Transcendental Logic

In the Transcendental Logic, there is a section (titled The Refutation of Idealism) that frees Kant's doctrine from any vestiges of subjective idealism, which would either doubt or deny the existence of external objects (B274-79). However, Senderowics warns that "... If the Refutation of Idealism indeed addresses a question left unanswered by the previous parts of the Critique of Pure Reason, Kant's preceding comments contain a gap that needs to be bridged." Kant's distinction between the appearance and the thing-in-itself is not intended to imply that nothing knowable exists apart from consciousness, as with subjective idealism. Rather, it declares that knowledge is limited to phenomena as objects of a sensible intuition. In the Fourth Paralogism ("... A Paralogism is a logical fallacy."), Kant further certifies his philosophy as distinct from that of subjective idealism by defining his position as a transcendental idealism in accord with empirical realism (A366-80). "The Paralogisms of Pure Reason" is the only chapter of the Dialectic that Kant rewrote for the second edition of the Critique of Pure Reason. In the first edition, the Fourth Paralogism offers a defence of Transcendental Idealism, which Kant reconsidered and relocated in the second edition.

The Transcendental Logic is that part of the Critique that investigates the understanding and its role in constituting our knowledge. The understanding is defined as the faculty of the mind that deals with concepts (A51-52/B75-76). The Logic is divided into two parts: the Analytic and the Dialectic.

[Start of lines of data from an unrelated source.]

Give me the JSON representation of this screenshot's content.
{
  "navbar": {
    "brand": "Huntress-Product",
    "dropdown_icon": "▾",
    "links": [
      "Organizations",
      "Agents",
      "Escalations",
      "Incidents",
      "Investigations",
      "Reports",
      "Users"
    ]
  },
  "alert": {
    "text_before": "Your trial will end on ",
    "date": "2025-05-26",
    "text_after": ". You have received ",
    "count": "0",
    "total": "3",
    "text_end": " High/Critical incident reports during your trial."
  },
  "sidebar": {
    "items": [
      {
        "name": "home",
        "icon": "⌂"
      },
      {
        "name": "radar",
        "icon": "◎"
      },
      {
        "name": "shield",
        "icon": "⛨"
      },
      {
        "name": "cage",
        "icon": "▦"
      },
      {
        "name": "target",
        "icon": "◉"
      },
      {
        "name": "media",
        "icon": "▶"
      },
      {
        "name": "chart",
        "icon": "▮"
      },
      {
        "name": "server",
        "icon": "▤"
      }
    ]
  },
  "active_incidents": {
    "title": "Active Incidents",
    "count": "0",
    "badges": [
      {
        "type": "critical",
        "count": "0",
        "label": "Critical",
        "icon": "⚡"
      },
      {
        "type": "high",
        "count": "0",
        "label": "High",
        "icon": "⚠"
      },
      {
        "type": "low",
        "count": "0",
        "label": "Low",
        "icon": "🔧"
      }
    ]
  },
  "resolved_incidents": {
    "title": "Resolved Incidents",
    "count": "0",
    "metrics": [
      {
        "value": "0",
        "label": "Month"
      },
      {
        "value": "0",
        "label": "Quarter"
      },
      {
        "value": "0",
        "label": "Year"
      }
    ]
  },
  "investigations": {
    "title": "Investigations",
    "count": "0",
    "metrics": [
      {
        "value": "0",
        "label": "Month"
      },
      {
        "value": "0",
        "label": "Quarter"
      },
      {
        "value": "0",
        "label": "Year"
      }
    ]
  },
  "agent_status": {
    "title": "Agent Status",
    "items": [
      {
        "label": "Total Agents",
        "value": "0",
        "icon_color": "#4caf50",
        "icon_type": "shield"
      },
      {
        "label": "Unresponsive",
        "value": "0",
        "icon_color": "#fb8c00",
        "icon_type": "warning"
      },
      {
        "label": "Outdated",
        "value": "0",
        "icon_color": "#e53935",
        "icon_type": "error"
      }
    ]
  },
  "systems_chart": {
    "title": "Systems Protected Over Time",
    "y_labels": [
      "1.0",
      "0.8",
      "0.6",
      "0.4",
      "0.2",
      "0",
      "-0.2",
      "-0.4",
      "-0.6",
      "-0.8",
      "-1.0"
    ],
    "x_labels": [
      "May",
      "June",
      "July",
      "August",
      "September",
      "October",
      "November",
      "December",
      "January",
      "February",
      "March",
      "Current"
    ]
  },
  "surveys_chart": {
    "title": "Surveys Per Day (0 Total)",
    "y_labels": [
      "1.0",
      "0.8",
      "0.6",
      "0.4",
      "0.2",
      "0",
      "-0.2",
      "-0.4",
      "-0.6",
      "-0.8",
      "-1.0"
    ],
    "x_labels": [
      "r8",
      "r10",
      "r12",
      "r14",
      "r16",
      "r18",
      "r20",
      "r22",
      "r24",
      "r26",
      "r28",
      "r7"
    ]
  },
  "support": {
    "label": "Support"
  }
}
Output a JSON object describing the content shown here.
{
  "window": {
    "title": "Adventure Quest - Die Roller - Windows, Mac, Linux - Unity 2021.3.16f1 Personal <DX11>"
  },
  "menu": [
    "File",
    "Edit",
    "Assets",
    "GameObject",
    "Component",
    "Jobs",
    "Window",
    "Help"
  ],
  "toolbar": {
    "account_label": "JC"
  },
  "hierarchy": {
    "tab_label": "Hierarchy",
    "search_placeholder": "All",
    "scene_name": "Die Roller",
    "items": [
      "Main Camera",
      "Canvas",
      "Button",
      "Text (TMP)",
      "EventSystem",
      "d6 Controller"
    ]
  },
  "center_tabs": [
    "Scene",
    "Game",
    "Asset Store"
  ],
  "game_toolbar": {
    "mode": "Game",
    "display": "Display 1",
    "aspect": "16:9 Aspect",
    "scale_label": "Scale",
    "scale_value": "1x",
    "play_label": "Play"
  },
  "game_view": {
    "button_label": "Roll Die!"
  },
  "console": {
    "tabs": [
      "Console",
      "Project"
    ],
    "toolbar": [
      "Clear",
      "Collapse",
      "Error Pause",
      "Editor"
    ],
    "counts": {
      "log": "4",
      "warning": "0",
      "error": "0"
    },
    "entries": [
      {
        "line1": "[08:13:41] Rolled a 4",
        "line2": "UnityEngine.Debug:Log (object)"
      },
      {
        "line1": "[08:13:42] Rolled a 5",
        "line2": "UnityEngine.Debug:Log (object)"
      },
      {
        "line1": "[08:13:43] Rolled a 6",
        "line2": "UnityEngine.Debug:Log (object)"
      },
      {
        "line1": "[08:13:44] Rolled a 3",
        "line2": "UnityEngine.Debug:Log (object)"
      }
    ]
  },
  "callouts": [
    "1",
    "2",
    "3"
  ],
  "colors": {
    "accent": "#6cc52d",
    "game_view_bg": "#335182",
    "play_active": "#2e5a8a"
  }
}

In the Analytic, Kant investigates the contributions of the understanding to knowledge. In the Dialectic, Kant investigates the limits of the understanding.

The idea of a transcendental logic is that of a logic that gives an account of the origins of our knowledge as well as its relationship to objects. This is contrasted by Kant with the idea of a general logic, which abstracts from the conditions under which our knowledge is acquired, and from any relation that knowledge has to objects. According to Helge Svare "... It is important to keep in mind what Kant says here about logic in general, and transcendental logic in particular, being the product of abstraction, so that we are not misled when a few pages later he emphasizes the pure, non-empirical character of the transcendental concepts or the categories.

Kant's investigation resulted in his claim that the real world of experience can only be an appearance or phenomenon. What things are in themselves, other than being appearances, or noumenon, are completely unknowable by any animal or human mind.